The self-serving pundit class is still mostly turning a blind eye to the growing plight of the vast majority of Americans, which is caused by rampant, unchecked corporate greed enabled by a tsunami of dark money in politics. But we can change the status quo in the next election by becoming more discerning consumers of and even makers of the news, and by putting people first when we vote.

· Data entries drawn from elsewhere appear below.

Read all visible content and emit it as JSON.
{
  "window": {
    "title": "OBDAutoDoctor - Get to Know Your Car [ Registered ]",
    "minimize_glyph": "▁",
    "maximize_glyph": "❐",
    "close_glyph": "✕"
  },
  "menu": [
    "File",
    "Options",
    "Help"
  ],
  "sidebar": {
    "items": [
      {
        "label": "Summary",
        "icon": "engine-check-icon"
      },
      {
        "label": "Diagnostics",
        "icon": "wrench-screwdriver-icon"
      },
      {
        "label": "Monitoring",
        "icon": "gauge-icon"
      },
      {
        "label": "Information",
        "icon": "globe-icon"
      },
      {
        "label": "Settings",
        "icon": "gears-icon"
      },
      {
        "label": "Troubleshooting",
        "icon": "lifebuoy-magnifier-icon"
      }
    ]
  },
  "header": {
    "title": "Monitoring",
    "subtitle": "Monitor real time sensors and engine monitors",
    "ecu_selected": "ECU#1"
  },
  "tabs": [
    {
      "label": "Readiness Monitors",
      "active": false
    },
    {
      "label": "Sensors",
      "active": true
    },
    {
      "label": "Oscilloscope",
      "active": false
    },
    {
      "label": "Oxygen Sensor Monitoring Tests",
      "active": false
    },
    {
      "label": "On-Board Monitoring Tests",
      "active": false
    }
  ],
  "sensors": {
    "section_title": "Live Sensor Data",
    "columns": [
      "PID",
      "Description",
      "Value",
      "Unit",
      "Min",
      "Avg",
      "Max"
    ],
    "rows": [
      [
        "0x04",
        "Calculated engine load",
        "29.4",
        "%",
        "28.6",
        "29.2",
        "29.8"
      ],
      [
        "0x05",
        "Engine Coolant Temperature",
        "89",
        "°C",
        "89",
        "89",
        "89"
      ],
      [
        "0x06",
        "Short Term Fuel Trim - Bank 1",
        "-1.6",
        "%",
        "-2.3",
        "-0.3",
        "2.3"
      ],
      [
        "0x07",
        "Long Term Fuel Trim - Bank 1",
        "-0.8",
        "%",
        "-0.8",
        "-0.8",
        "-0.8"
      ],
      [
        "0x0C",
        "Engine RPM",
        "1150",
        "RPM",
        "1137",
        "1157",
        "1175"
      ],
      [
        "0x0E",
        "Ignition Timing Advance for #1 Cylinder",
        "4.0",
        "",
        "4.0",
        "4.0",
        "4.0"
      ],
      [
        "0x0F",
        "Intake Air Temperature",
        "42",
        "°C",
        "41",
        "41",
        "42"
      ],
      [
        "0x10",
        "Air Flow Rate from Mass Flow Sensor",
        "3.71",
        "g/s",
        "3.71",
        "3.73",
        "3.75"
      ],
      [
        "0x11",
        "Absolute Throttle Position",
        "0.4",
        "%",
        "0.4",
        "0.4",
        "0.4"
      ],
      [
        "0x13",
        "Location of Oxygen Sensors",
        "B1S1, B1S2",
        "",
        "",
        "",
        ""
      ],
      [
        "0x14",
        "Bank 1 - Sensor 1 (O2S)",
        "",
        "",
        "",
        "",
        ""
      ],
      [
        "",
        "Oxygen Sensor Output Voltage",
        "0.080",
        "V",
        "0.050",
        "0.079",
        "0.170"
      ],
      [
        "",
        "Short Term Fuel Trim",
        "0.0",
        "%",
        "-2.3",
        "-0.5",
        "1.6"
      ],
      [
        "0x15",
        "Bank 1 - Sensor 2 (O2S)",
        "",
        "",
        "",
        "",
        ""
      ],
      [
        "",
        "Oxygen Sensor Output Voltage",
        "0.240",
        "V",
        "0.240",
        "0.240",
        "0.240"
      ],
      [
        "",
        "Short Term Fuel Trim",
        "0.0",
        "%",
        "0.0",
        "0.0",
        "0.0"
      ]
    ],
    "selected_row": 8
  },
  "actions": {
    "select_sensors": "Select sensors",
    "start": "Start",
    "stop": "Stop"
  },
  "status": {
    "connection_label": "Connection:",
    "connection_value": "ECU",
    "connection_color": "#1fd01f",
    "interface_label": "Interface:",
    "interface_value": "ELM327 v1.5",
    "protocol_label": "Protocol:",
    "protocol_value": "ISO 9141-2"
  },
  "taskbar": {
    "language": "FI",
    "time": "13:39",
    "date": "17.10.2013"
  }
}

It is high time for “just folks” in both parties to rise up and defeat the billionair­es’ non-stop disinforma­tion campaign by personally and publicly supporting the common sense solutions that people at kitchen tables know this country needs — like stiff taxes on rich families and corporatio­ns. We have to turn our opposition to the bloated special interests and their cronies in Congress up to 11, and keep it there.

Believe me, we have not yet begun to fight.